GEO et parcours d'achat B2B : quelle page optimiser pour chaque étape de la décision
Cartographie des requêtes IA par étape du parcours décisionnel B2B. Awareness, consideration, decision : quel contenu optimiser en GEO à chaque phase et pourquoi.
Alexandre De Sousa
Fondateur · seoisdead.fr
Pourquoi le parcours achat B2B change tout pour le GEO
En B2B, personne ne choisit un prestataire en une seule interaction. Un directeur marketing qui cherche une agence GEO ne tape pas “agence GEO” dans ChatGPT et signe le lendemain. Il commence par comprendre le sujet, cartographie les acteurs, évalue des options, puis valide son choix avant de prendre contact. Ce parcours décisionnel peut durer plusieurs semaines, voire plusieurs mois pour les achats complexes. Gartner documente ce phénomène dans son analyse du parcours d’achat B2B numérique : les acheteurs B2B complètent une part croissante de leur décision de façon autonome, via des sources numériques, avant tout contact commercial.

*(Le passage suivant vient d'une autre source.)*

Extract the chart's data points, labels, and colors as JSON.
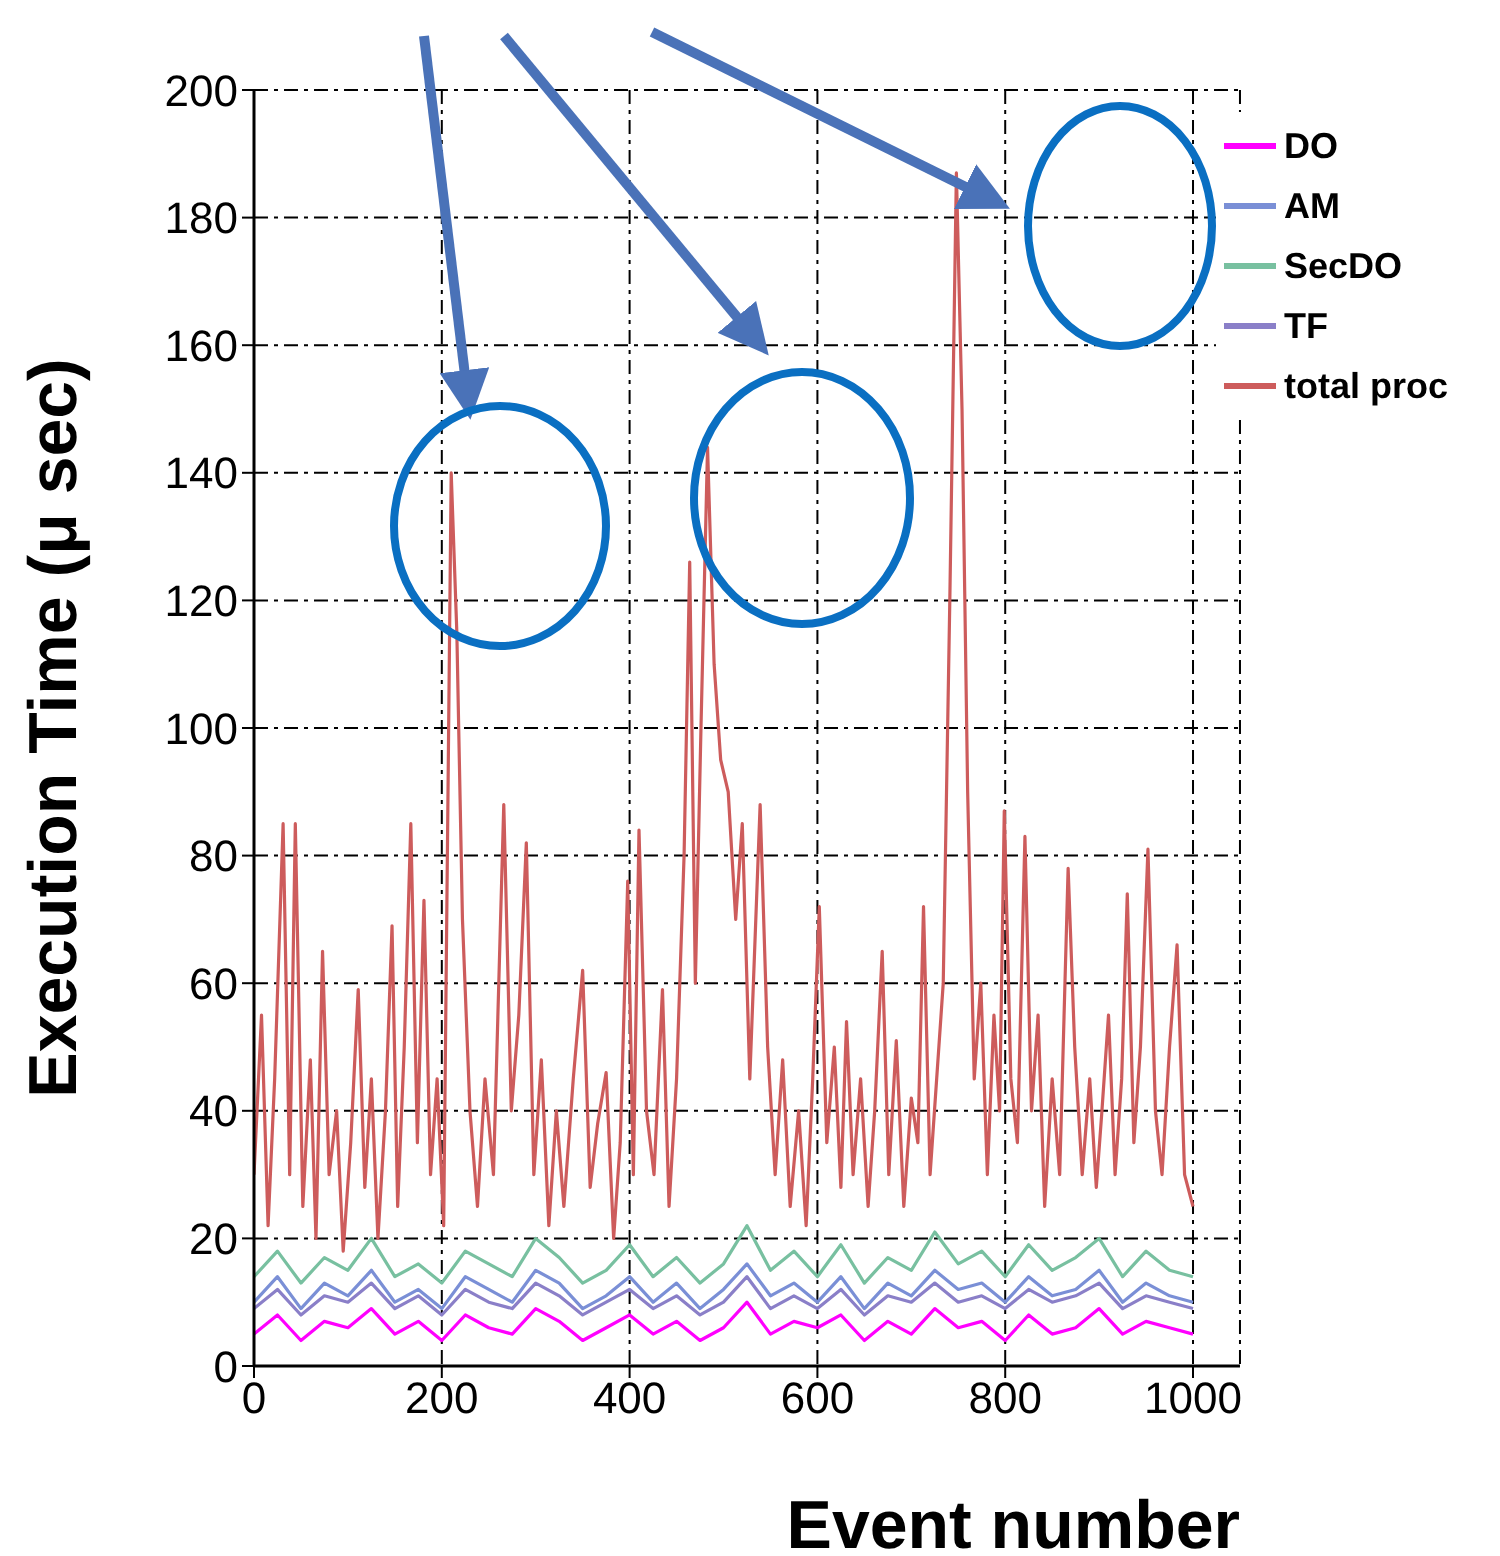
{
  "chart_data": {
    "type": "line",
    "xlabel": "Event number",
    "ylabel": "Execution Time (μ sec)",
    "xlim": [
      0,
      1050
    ],
    "xticks": [
      0,
      200,
      400,
      600,
      800,
      1000
    ],
    "ylim": [
      0,
      200
    ],
    "yticks": [
      0,
      20,
      40,
      60,
      80,
      100,
      120,
      140,
      160,
      180,
      200
    ],
    "grid": true,
    "legend": "top right",
    "marker": "none",
    "line_style": "solid",
    "series": [
      {
        "name": "DO",
        "color": "#ff00ff",
        "x": [
          0,
          25,
          50,
          75,
          100,
          125,
          150,
          175,
          200,
          225,
          250,
          275,
          300,
          325,
          350,
          375,
          400,
          425,
          450,
          475,
          500,
          525,
          550,
          575,
          600,
          625,
          650,
          675,
          700,
          725,
          750,
          775,
          800,
          825,
          850,
          875,
          900,
          925,
          950,
          975,
          1000
        ],
        "values": [
          5,
          8,
          4,
          7,
          6,
          9,
          5,
          7,
          4,
          8,
          6,
          5,
          9,
          7,
          4,
          6,
          8,
          5,
          7,
          4,
          6,
          10,
          5,
          7,
          6,
          8,
          4,
          7,
          5,
          9,
          6,
          7,
          4,
          8,
          5,
          6,
          9,
          5,
          7,
          6,
          5
        ]
      },
      {
        "name": "AM",
        "color": "#7a8fd6",
        "x": [
          0,
          25,
          50,
          75,
          100,
          125,
          150,
          175,
          200,
          225,
          250,
          275,
          300,
          325,
          350,
          375,
          400,
          425,
          450,
          475,
          500,
          525,
          550,
          575,
          600,
          625,
          650,
          675,
          700,
          725,
          750,
          775,
          800,
          825,
          850,
          875,
          900,
          925,
          950,
          975,
          1000
        ],
        "values": [
          10,
          14,
          9,
          13,
          11,
          15,
          10,
          12,
          9,
          14,
          12,
          10,
          15,
          13,
          9,
          11,
          14,
          10,
          13,
          9,
          12,
          16,
          11,
          13,
          10,
          14,
          9,
          13,
          11,
          15,
          12,
          13,
          10,
          14,
          11,
          12,
          15,
          10,
          13,
          11,
          10
        ]
      },
      {
        "name": "SecDO",
        "color": "#78c0a0",
        "x": [
          0,
          25,
          50,
          75,
          100,
          125,
          150,
          175,
          200,
          225,
          250,
          275,
          300,
          325,
          350,
          375,
          400,
          425,
          450,
          475,
          500,
          525,
          550,
          575,
          600,
          625,
          650,
          675,
          700,
          725,
          750,
          775,
          800,
          825,
          850,
          875,
          900,
          925,
          950,
          975,
          1000
        ],
        "values": [
          14,
          18,
          13,
          17,
          15,
          20,
          14,
          16,
          13,
          18,
          16,
          14,
          20,
          17,
          13,
          15,
          19,
          14,
          17,
          13,
          16,
          22,
          15,
          18,
          14,
          19,
          13,
          17,
          15,
          21,
          16,
          18,
          14,
          19,
          15,
          17,
          20,
          14,
          18,
          15,
          14
        ]
      },
      {
        "name": "TF",
        "color": "#8a7fc8",
        "x": [
          0,
          25,
          50,
          75,
          100,
          125,
          150,
          175,
          200,
          225,
          250,
          275,
          300,
          325,
          350,
          375,
          400,
          425,
          450,
          475,
          500,
          525,
          550,
          575,
          600,
          625,
          650,
          675,
          700,
          725,
          750,
          775,
          800,
          825,
          850,
          875,
          900,
          925,
          950,
          975,
          1000
        ],
        "values": [
          9,
          12,
          8,
          11,
          10,
          13,
          9,
          11,
          8,
          12,
          10,
          9,
          13,
          11,
          8,
          10,
          12,
          9,
          11,
          8,
          10,
          14,
          9,
          11,
          9,
          12,
          8,
          11,
          10,
          13,
          10,
          11,
          9,
          12,
          10,
          11,
          13,
          9,
          11,
          10,
          9
        ]
      },
      {
        "name": "total proc",
        "color": "#cd5c5c",
        "x": [
          0,
          8,
          15,
          22,
          31,
          38,
          44,
          52,
          60,
          66,
          73,
          80,
          88,
          95,
          103,
          111,
          118,
          125,
          132,
          140,
          147,
          153,
          160,
          167,
          174,
          181,
          188,
          195,
          202,
          210,
          216,
          222,
          230,
          238,
          246,
          255,
          266,
          274,
          282,
          290,
          298,
          306,
          314,
          322,
          330,
          340,
          350,
          358,
          366,
          375,
          383,
          390,
          398,
          404,
          410,
          418,
          426,
          435,
          442,
          450,
          458,
          464,
          470,
          476,
          483,
          490,
          497,
          505,
          513,
          520,
          528,
          539,
          547,
          555,
          563,
          571,
          580,
          588,
          595,
          602,
          610,
          618,
          625,
          631,
          638,
          646,
          654,
          661,
          669,
          676,
          684,
          692,
          700,
          707,
          713,
          720,
          727,
          734,
          741,
          748,
          754,
          760,
          767,
          774,
          781,
          788,
          794,
          799,
          806,
          813,
          821,
          828,
          835,
          842,
          850,
          858,
          867,
          874,
          882,
          890,
          897,
          903,
          910,
          917,
          924,
          930,
          937,
          944,
          952,
          960,
          967,
          975,
          983,
          991,
          1000
        ],
        "values": [
          30,
          55,
          22,
          45,
          85,
          30,
          85,
          25,
          48,
          20,
          65,
          30,
          40,
          18,
          35,
          59,
          28,
          45,
          20,
          40,
          69,
          25,
          50,
          85,
          35,
          73,
          30,
          45,
          22,
          140,
          115,
          70,
          40,
          25,
          45,
          30,
          88,
          40,
          55,
          82,
          30,
          48,
          22,
          40,
          25,
          45,
          62,
          28,
          38,
          46,
          20,
          35,
          76,
          30,
          84,
          40,
          30,
          59,
          25,
          45,
          80,
          126,
          60,
          100,
          144,
          110,
          95,
          90,
          70,
          85,
          45,
          88,
          50,
          30,
          48,
          25,
          40,
          22,
          45,
          72,
          35,
          50,
          28,
          54,
          30,
          45,
          25,
          40,
          65,
          30,
          51,
          25,
          42,
          35,
          72,
          30,
          45,
          60,
          120,
          187,
          150,
          90,
          45,
          60,
          30,
          55,
          40,
          87,
          45,
          35,
          83,
          40,
          55,
          25,
          45,
          30,
          78,
          50,
          30,
          45,
          28,
          40,
          55,
          30,
          45,
          74,
          35,
          50,
          81,
          40,
          30,
          50,
          66,
          30,
          25
        ]
      }
    ]
  }
}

Ce que le GEO change, c’est que chacune de ces étapes peut désormais impliquer une IA générative comme interlocuteur intermédiaire. Et à chaque étape, l’acheteur pose des questions de nature radicalement différente. Confondre ces niveaux d’intention revient à répondre à une question de découverte avec une plaquette commerciale, ou à répondre à une demande de références avec une définition générale.
La cartographie des requêtes IA par étape du parcours décisionnel est donc un prérequis à toute stratégie GEO B2B sérieuse.
Les trois étapes et leurs requêtes IA typiques
Étape 1, Awareness : le contenu éducatif comme premier point de contact
À l’étape d’awareness, l’acheteur ne sait pas encore ce qu’il cherche avec précision. Il a identifié un problème ou une lacune, et interroge l’IA pour comprendre le sujet. Ses requêtes sont ouvertes, exploratoires, souvent formulées comme des questions directes.
Exemples de requêtes awareness typiques adressées à ChatGPT ou Perplexity :
- “Qu’est-ce que le GEO et en quoi est-ce différent du SEO ?”
- “Pourquoi mon site n’apparaît pas dans les réponses de ChatGPT ?”
- “Comment les IA comme Perplexity choisissent leurs sources ?”
- “Est-ce que le SEO est mort avec l’essor des IA génératives ?”
- “Comment rendre mon contenu B2B visible dans les réponses des LLMs ?”
Ces requêtes appellent des pages éducatives et définitionnelles. L’IA cherche une source qui explique clairement un concept, avec des définitions précises, un contexte factuel, et une structure qui permet l’extraction de passages autonomes.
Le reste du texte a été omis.